Address correspondence and reprint requests to Research Fellow M.W. Nortvedt, University of Bergen, Department of Public Health and Primary Health Care, Ulriksdal 8C, N-5009 Bergen, Norway; monica.nortvedt{at}hib.no
OBJECTIVE: To investigate the predictive value of quality of life on changes in disability measured by the Expanded Disability Status Scale (EDSS).
BACKGROUND: There are few good prognostic factors for disease development in MS. Quality of life and self-rated health have been shown to be highly predictive of morbidity and disease development in heart disease and cancer.
METHODS: Data on quality of life (SF-36 Health Survey) were ascertained at baseline for 97 relapsing-remitting patients with MS participating in a short-term clinical trial on interferon
-2a. These scores were correlated with change in EDSS scores 1 year later, 6 months after treatment ended.

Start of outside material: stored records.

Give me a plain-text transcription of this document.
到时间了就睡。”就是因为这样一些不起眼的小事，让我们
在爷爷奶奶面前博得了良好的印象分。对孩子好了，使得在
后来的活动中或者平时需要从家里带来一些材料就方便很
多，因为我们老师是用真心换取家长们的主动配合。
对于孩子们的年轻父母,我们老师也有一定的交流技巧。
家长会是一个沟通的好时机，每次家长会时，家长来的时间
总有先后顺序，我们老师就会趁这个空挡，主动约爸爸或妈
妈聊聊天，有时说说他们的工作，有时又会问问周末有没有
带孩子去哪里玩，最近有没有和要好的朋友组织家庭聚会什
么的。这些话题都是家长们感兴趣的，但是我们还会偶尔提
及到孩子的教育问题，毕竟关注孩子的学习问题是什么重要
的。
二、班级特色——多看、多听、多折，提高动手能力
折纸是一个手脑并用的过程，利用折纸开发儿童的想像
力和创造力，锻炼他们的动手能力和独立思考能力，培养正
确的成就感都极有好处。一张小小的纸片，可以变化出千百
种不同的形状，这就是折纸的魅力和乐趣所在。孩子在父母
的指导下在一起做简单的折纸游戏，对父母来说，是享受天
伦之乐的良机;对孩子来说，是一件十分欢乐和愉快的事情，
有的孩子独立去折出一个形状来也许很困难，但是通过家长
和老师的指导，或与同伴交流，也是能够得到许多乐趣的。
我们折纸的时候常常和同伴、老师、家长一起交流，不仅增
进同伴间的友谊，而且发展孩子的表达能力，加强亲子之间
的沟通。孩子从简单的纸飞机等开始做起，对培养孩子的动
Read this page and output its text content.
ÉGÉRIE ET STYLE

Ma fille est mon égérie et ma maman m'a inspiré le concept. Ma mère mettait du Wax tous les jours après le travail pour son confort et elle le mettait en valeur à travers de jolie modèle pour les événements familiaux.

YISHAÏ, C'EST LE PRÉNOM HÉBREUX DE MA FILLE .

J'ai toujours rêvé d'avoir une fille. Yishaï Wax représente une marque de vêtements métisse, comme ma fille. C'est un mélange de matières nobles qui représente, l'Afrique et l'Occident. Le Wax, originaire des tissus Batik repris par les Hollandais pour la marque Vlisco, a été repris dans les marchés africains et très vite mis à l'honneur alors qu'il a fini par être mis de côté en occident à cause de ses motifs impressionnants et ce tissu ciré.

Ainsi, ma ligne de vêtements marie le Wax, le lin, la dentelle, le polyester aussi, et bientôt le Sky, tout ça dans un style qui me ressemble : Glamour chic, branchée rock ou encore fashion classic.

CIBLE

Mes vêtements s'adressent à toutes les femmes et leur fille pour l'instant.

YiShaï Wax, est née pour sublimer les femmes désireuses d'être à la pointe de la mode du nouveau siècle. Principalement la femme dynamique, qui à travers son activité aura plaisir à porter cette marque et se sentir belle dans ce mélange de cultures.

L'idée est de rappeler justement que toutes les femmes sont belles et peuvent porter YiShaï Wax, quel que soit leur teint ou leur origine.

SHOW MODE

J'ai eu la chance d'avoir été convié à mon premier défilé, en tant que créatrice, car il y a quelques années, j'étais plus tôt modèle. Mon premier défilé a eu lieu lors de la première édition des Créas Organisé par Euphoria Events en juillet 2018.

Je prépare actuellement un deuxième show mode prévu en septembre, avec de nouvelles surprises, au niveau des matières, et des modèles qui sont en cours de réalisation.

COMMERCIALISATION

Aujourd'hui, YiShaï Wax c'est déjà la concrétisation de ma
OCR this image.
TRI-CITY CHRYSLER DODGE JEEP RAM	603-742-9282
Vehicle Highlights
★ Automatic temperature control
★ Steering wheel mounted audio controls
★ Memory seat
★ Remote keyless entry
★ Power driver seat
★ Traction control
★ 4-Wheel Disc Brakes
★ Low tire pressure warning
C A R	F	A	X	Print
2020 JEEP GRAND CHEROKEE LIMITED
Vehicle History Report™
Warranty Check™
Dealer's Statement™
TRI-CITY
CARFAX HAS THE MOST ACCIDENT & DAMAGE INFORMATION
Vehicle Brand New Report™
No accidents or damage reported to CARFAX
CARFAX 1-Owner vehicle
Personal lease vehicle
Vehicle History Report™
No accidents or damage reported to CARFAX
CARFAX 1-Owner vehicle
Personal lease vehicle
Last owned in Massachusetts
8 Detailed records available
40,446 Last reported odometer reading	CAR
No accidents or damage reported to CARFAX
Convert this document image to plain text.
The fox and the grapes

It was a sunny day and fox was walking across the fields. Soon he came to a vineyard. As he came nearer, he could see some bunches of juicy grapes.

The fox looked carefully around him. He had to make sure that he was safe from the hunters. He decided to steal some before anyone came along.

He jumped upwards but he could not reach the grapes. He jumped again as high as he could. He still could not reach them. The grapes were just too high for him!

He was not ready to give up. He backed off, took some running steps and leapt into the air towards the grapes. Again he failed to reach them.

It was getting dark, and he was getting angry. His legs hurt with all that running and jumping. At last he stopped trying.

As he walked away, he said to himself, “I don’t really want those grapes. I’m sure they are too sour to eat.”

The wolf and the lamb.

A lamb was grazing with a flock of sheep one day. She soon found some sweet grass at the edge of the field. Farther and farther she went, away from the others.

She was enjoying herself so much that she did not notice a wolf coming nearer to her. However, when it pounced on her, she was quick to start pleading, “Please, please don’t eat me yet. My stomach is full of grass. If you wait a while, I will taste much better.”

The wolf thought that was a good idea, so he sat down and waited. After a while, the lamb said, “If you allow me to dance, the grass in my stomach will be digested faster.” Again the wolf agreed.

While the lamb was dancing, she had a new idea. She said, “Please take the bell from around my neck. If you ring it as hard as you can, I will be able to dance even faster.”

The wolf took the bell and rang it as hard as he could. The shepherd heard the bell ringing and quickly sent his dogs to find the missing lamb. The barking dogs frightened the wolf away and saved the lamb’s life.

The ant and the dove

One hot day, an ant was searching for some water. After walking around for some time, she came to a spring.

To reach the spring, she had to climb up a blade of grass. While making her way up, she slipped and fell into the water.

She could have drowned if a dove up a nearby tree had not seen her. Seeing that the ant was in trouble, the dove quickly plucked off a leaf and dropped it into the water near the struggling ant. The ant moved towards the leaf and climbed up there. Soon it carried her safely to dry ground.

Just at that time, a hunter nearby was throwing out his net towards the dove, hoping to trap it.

RESULTS: Low scores on the SF-36 mental health scale were correlated with increased (worsened) EDSS scores 1 year later (r = -0.29, p = 0.006). The results were not altered by adjusting for disease activity at baseline, which was measured by the number gadolinium-enhanced MRI lesions, relapse rate for the preceding 2 years, and baseline EDSS score. Similar results were found for self-rated health (according to the first question of the SF-36).
CONCLUSIONS: These findings reinforce the importance of incorporating the patients evaluation of their quality of life during treatment. Further, assessing such measures is important in evaluating effects in treatment trials in MS.